Notice: The reproducibility variables underlying each score are classified using an automated LLM-based pipeline, validated against a manually labeled dataset. LLM-based classification introduces uncertainty and potential bias; scores should be interpreted as estimates. Full accuracy metrics and methodology are described in Coakley et alK. L. Coakley, T. Snelleman, H. Hoos, and O. E. Gundersen, "The embrace of open science: An analysis of a decade of AI research and 56 800 conference papers," Under Review, 2026..
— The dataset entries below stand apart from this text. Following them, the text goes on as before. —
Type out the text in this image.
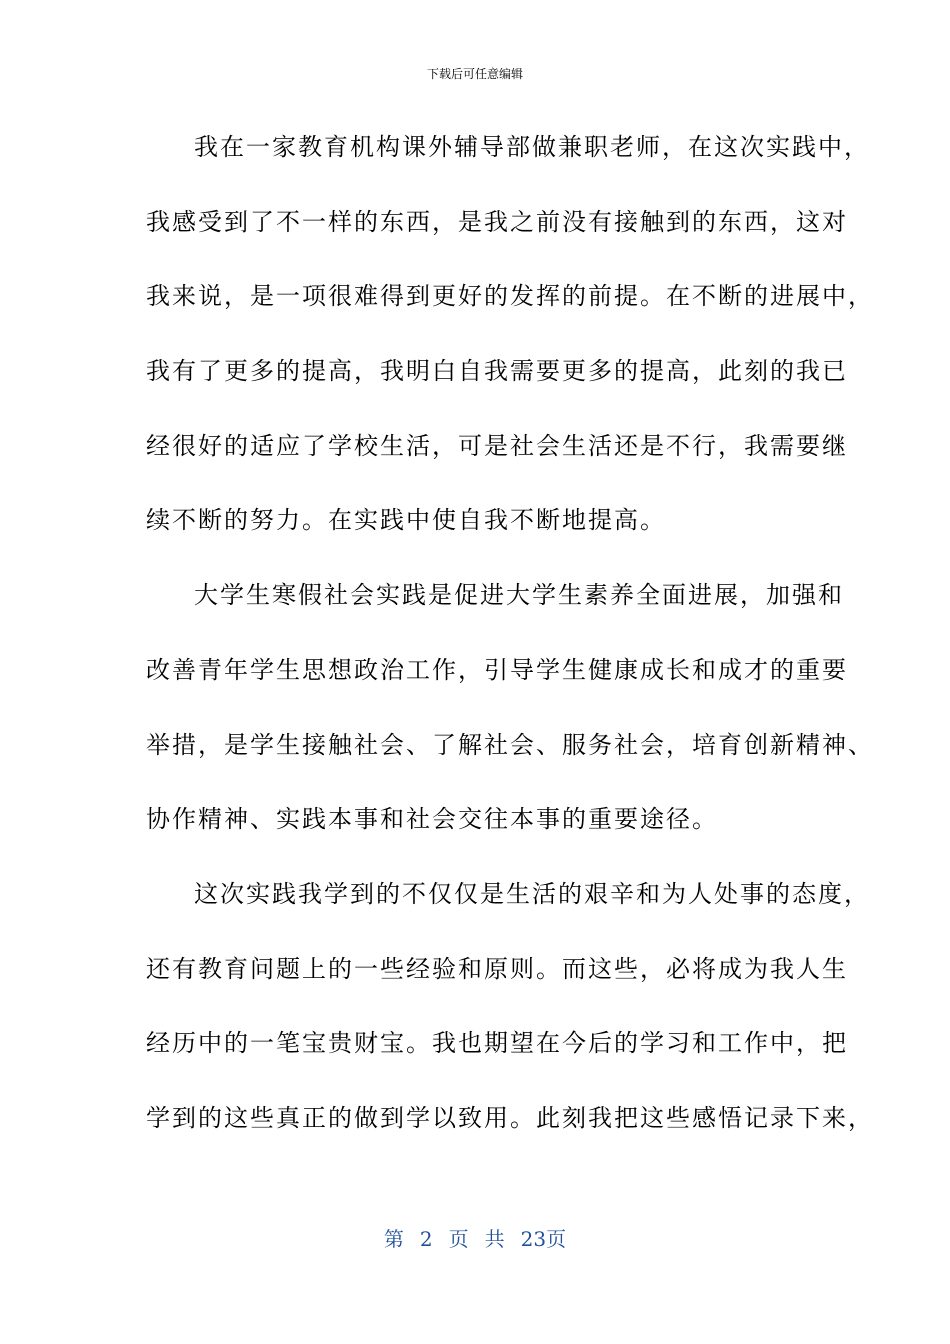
下载后可任意编辑
我在一家教育机构课外辅导部做兼职老师，在这次实践中，
我感受到了不一样的东西，是我之前没有接触到的东西，这对
我来说，是一项很难得到更好的发挥的前提。在不断的进展中，
我有了更多的提高，我明白自我需要更多的提高，此刻的我已
经很好的适应了学校生活，可是社会生活还是不行，我需要继
续不断的努力。在实践中使自我不断地提高。
大学生寒假社会实践是促进大学生素养全面进展，加强和
改善青年学生思想政治工作，引导学生健康成长和成才的重要
举措，是学生接触社会、了解社会、服务社会，培育创新精神、
协作精神、实践本事和社会交往本事的重要途径。
这次实践我学到的不仅仅是生活的艰辛和为人处事的态度，
还有教育问题上的一些经验和原则。而这些，必将成为我人生
经历中的一笔宝贵财宝。我也期望在今后的学习和工作中，把
学到的这些真正的做到学以致用。此刻我把这些感悟记录下来，
第 2 页 共 23页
Learning Interactive World Model for Object-Centric Reinforcement Learning

Authors: Fan Feng, Phillip Lippe, Sara Magliacane

NeurIPS 2025 | Venue PDF | LLM Run Details

Reproducibility Variable Result LLM Response
Research Type Experimental To evaluate the effectiveness of our proposed interactive world model and policy learning framework, we aim to address the following questions: (i) How accurately does the model learns the state disentanglement and interaction models? (ii) How well does it perform in long-horizon task learning? and (iii) How well does the framework achieve compositional generalization? To answer these questions, we evaluate our method on a range of simulated control, robotic manipulation, and embodied AI benchmarks, including Sprites World [77], Open AI-Gym Fetch [78], i Gibson [79], and Libero [80].
Researcher Affiliation Academia Fan Feng1,2 Phillip Lippe3 Sara Magliacane3 1 University of California San Diego 2 Mohamed bin Zayed University of Artificial Intelligence 3 University of Amsterdam
Pseudocode Yes Algorithm 1 FIOC-WM: Offline World Model and Online Policy Learning (Simplified)
Open Source Code No The code and data will be publicly available after acceptance.
Open Datasets Yes To answer these questions, we evaluate our method on a range of simulated control, robotic manipulation, and embodied AI benchmarks, including Sprites World [77], Open AI-Gym Fetch [78], i Gibson [79], and Libero [80].
Dataset Splits No The paper describes data collection (e.g., "collect 3000 episodes with random actions") and training steps, but does not provide explicit dataset splits (e.g., percentages or counts for training, validation, and test sets) from a single collected dataset.
Hardware Specification Yes Compute used for training the FIOC-WM: For Sprites-World, we use 3 hours on 1x NVIDIA A100; For Fetch, we use 8 hours on 6x NVIDIA 4090; For i-Gibson, we use 9 hours on 6x NVIDIA 4090; For Libero-object, we use 8 hours on 1x NVIDIA A100; For Kitchen, we use 6 hours on 1x NVIDIA A100.
Software Dependencies No The paper mentions models like DINO-v2 and R3M and framework components like MLP and GRU layers, but it does not specify version numbers for any underlying software dependencies like Python, PyTorch, TensorFlow, or CUDA.
Experiment Setup Yes For the VAE used to learn latent states, we employ a two-layer MLP with a hidden size of 256. The specific hyperparameters for different environments are detailed in Table A7. The hyperparameters for the loss terms are set as {α, β, γ, η} = {1, 0.05, 0.1, 0.2}, and the learning rate is set to 3 × 10−4. For MPC, we use gradient descent with a learning rate of 5 × 10−5. For those using PPO, we set the learning rate to 3 × 10−4 with a clip ratio of 0.1. The MLP architecture consists of hidden sizes [256, 256] for Gym-Fetch, while for other environments, we use [512, 512]. Generalized Advantage Estimation (GAE) is set to 0.95 for all environments, and the entropy coefficient is 0.1.